“Os homens simplificam o mundo pela linguagem e pelo pensamento, e assim eles tem certezas; e ter certezas é a mais poderosa volúpia neste mundo, muito mais poderosa que o dinheiro, o sexo e o poder reunidos.”
Ok, sem sorrisos irônicos e comentários de ‘tu já nasceu assim’. Até porque é como me tornei estúpido e não estúpida, enfim, trata-se de um livro de Martin Page – que também não é nada estúpido, diga-se.
Antoine, o protagonista, é um carinha de 25 anos, inteligente demais – acredito que culto demais seria mais apropriado – e que, por isso, se sente infeliz, sozinho e depressivo, porque pensa e questiona e reflete demais e isso não deixa ele ser feliz. Como resolver esse problema? Ah sim, se tornando estúpido, claro, simples assim. Ou nem tão simples, pra Antoine foi uma verdadeira odisseia desnorteada.
Primeiro ele tenta se tornar alcoólatra, mas ele não começa muito bem:
“Tenho esses livros porque... Eu não quero tornar-me um alcoólatra qualquer. (...) Descobri que o álcool está ligado à história da humanidade e que tem mais adeptos que o cristianismo, o budismo e o islamismo juntos. Estou lendo um apaixonante ensaio de Raymond Dumay a esse respeito... “
E acaba em coma alcoólico depois de um copo de cerveja.
Depois foi a vez de um curso para suicidas. Depois ele tenta uma Semi lobotomia – que o médico se recusa a fazer e consiste em suprimir parte do cérebro. Mas, porém, contudo, no entanto, Dr. Ed tem outra coisa pra ele: “O medicamento que lhe asseguraria proteção contra o seu próprio espírito, o Felizac.” Ou um Prozac pra vida prosaica como eu gosto de falar.

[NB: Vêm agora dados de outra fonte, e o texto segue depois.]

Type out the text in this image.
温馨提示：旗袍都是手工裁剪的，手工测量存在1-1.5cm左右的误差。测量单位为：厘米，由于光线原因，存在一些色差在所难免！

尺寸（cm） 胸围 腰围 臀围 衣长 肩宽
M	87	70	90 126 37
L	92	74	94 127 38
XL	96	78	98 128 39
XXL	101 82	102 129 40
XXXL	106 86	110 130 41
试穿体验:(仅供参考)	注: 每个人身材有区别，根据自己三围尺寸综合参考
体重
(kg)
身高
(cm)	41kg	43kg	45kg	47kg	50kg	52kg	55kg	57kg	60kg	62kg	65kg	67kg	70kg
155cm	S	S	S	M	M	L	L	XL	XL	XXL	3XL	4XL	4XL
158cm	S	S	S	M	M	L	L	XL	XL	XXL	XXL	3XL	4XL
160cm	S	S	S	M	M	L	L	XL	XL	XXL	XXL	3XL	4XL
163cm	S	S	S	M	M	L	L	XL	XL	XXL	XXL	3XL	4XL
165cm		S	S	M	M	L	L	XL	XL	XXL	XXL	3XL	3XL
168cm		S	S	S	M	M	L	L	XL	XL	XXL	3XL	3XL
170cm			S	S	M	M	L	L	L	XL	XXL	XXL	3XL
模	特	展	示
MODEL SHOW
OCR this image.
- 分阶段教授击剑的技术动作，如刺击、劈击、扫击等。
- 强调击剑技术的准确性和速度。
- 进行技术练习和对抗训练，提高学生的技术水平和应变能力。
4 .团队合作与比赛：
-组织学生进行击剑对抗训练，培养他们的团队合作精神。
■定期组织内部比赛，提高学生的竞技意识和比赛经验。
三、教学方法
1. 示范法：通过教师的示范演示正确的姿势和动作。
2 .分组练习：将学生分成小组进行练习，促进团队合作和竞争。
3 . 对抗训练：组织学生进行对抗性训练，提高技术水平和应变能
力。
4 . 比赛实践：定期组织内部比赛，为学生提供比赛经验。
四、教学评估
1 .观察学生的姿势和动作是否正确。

Agora uma pequena volta pra contar um detalhe: apesar de ser depressivo e complicado, Antoine tem amigos de verdade que são Aslee, o cara alto demais que só falava por versos(!), seu melhor amigo e Charlotte, Ganja e Rodolphe. Antes de se tornar estúpido ele lê uma carta de despedida super emocionante e um pouquinho preconceituosa com os cristãos:
“Está escrito no Eclesiastes que ‘quem tem a sua ciência aumentada, este também tem aumentada a sua dor’, mas, não tendo tido jamais a felicidade de frequentar o catecismo com as outras crianças, não fui prevenido dos perigos do estudo. Os cristãos tem a sorte, quando jovens, de ser postos em guarda contra o perigo da inteligência; por toda a vida saberão distanciar-se dela. Bem-aventurados os pobres de espírito.
Ser curioso, querer compreender a natureza e os homens, descobrir as artes deveria ser a tendência de todo e qualquer espírito. Mas, se assim fosse, com a atual organização do trabalho, o mundo deixaria de girar, simplesmente porque aquilo demanda tempo e desenvolve o espírito crítico. Ninguém trabalharia.(...) A minha suposta inteligência, demasiado independente, não serve para nada.”
E assim Antony torna-se estúpido, aos poucos, claro. Ele reencontra um amigo bem sucedido e começa a trabalhar na bolsa de valores e tem uns golpes de sorte e enriquece e compra uns Hugo Boss, Adidas, Levi’s, Nike, um apartamento e um carro, mesmo sem saber dirigir e mais um monte de coisas que fazem com que ele se sinta menos sozinho. Também começa a comer no McDonald’s e a beber Coca-Cola. Entra pra academia. Depois ele vai à uma agência de encontros porque, apesar e à despeito de tudo, ainda acredita no amor, embora a tia da agencia, não: “Não há inocentes no amor, há somente vítimas.”